The shirt is nearing its completion, the only thing left are the cuffs. The sleeves are very wide with only a portion of that gathered at the top of the shoulder. As with the collar, the body of the shirt is top-stitched to the sleeves.
The seam allowance are folded and sewn down invisibly, creating a false French seam. On the original shirt this is done on the side and sleeves seams.
Where the gathers are there is a strip of linen tape sewn over them. Probably because it would be too bulky to fold in the seam allowance. The inside looks very neat.
The gusset is a small rectangle, 8X8 cm when hemmed.
As my fabric doesn’t have selvedges, the fake French seams the original has would be much too bulky. Instead I sewed in the gusset from the right side. I always start with sewing the gusset from the corner were sleeves and bodice meet, first down the sleeves side, and then from the corner down the bodice side.

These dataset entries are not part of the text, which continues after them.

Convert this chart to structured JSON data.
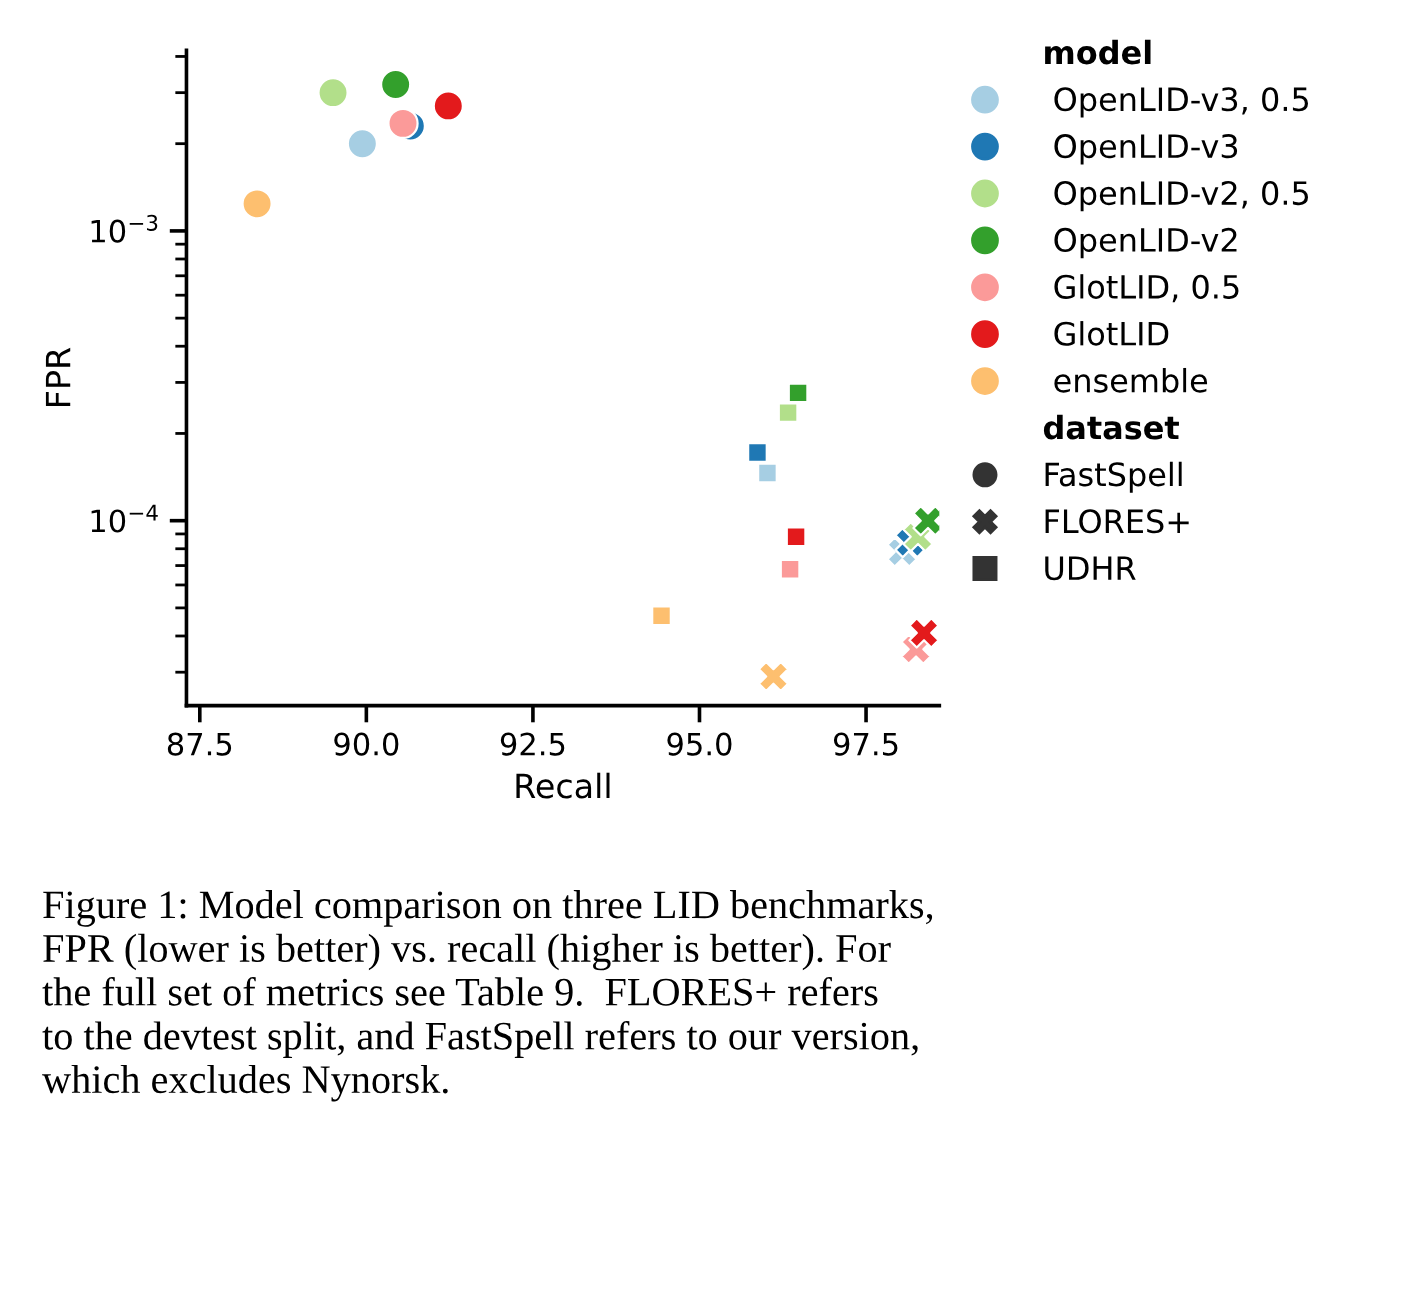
{
  "chart_data": {
    "type": "scatter",
    "xlabel": "Recall",
    "ylabel": "FPR",
    "log": "y",
    "legend": "right",
    "legend_title": "model",
    "xlim": [
      87.3,
      98.6
    ],
    "xticks": [
      {
        "value": 87.5,
        "label": "87.5"
      },
      {
        "value": 90,
        "label": "90.0"
      },
      {
        "value": 92.5,
        "label": "92.5"
      },
      {
        "value": 95,
        "label": "95.0"
      },
      {
        "value": 97.5,
        "label": "97.5"
      }
    ],
    "ylim": [
      2.3e-05,
      0.0042
    ],
    "yticks": [
      {
        "value": 0.0001,
        "label": "10$^{−4}$"
      },
      {
        "value": 0.001,
        "label": "10$^{−3}$"
      }
    ],
    "series": [
      {
        "name": "OpenLID-v3, 0.5",
        "color": "#a6cee3",
        "x": [
          89.94,
          98.04,
          96.02
        ],
        "values": [
          0.002,
          7.8e-05,
          0.000146
        ]
      },
      {
        "name": "OpenLID-v3",
        "color": "#1f78b4",
        "x": [
          90.66,
          98.16,
          95.87
        ],
        "values": [
          0.0023,
          8.4e-05,
          0.000172
        ]
      },
      {
        "name": "OpenLID-v2, 0.5",
        "color": "#b2df8a",
        "x": [
          89.5,
          98.28,
          96.33
        ],
        "values": [
          0.003,
          8.8e-05,
          0.000236
        ]
      },
      {
        "name": "OpenLID-v2",
        "color": "#33a02c",
        "x": [
          90.44,
          98.43,
          96.48
        ],
        "values": [
          0.0032,
          0.0001,
          0.000276
        ]
      },
      {
        "name": "GlotLID, 0.5",
        "color": "#fb9a99",
        "x": [
          90.55,
          98.25,
          96.36
        ],
        "values": [
          0.00235,
          3.6e-05,
          6.8e-05
        ]
      },
      {
        "name": "GlotLID",
        "color": "#e31a1c",
        "x": [
          91.23,
          98.37,
          96.45
        ],
        "values": [
          0.0027,
          4.1e-05,
          8.8e-05
        ]
      },
      {
        "name": "ensemble",
        "color": "#fdbf6f",
        "x": [
          88.36,
          96.11,
          94.43
        ],
        "values": [
          0.00124,
          2.9e-05,
          4.7e-05
        ]
      },
      {
        "name": "FastSpell",
        "marker": "circle",
        "color": "#333333"
      },
      {
        "name": "FLORES+",
        "marker": "cross",
        "color": "#333333"
      },
      {
        "name": "UDHR",
        "marker": "square",
        "color": "#333333"
      }
    ],
    "annotations": [
      "dataset",
      "Figure 1: Model comparison on three LID benchmarks,\nFPR (lower is better) vs. recall (higher is better). For\nthe full set of metrics see Table 9.  FLORES+ refers\nto the devtest split, and FastSpell refers to our version,\nwhich excludes Nynorsk."
    ]
  }
}
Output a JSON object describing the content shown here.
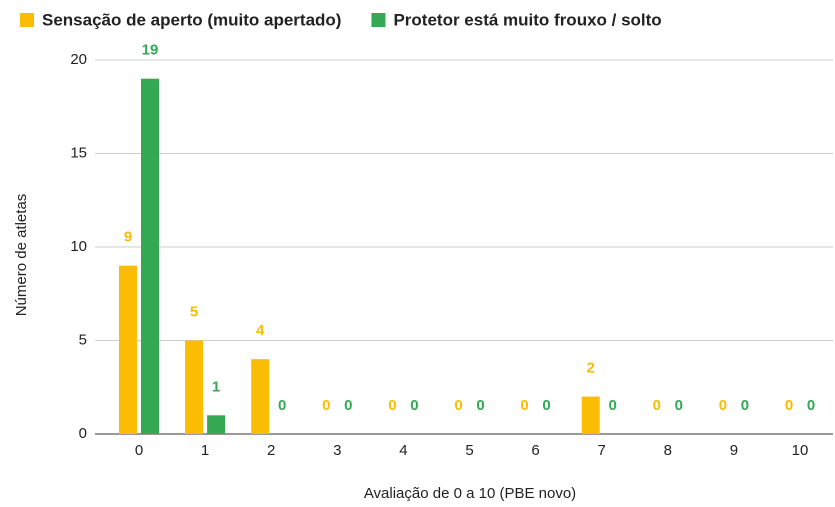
{
  "chart_data": {
    "type": "bar",
    "x_label": "Avaliação de 0 a 10 (PBE novo)",
    "y_label": "Número de atletas",
    "categories": [
      "0",
      "1",
      "2",
      "3",
      "4",
      "5",
      "6",
      "7",
      "8",
      "9",
      "10"
    ],
    "series": [
      {
        "name": "Sensação de aperto (muito apertado)",
        "color": "#fbbc04",
        "values": [
          9,
          5,
          4,
          0,
          0,
          0,
          0,
          2,
          0,
          0,
          0
        ]
      },
      {
        "name": "Protetor está muito frouxo / solto",
        "color": "#34a853",
        "values": [
          19,
          1,
          0,
          0,
          0,
          0,
          0,
          0,
          0,
          0,
          0
        ]
      }
    ],
    "ylim": [
      0,
      20
    ],
    "yticks": [
      0,
      5,
      10,
      15,
      20
    ],
    "grid": true,
    "legend": "top"
  }
}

After that I fold it so it meets the other side where the sleeve and bodice meet and repeat. Only I continue down the sleeve seam down the whole way, apart for a 10 cm long slit. Then I do the side seam the same way. As my shirt is shorter than the original one, my side split are much shorter, but start at the same place as the original, 46 cm down.
The gusset in place.
The side split is reinforced on the wrong side with a small rectangle of linen, 3X2 cm when hemmed.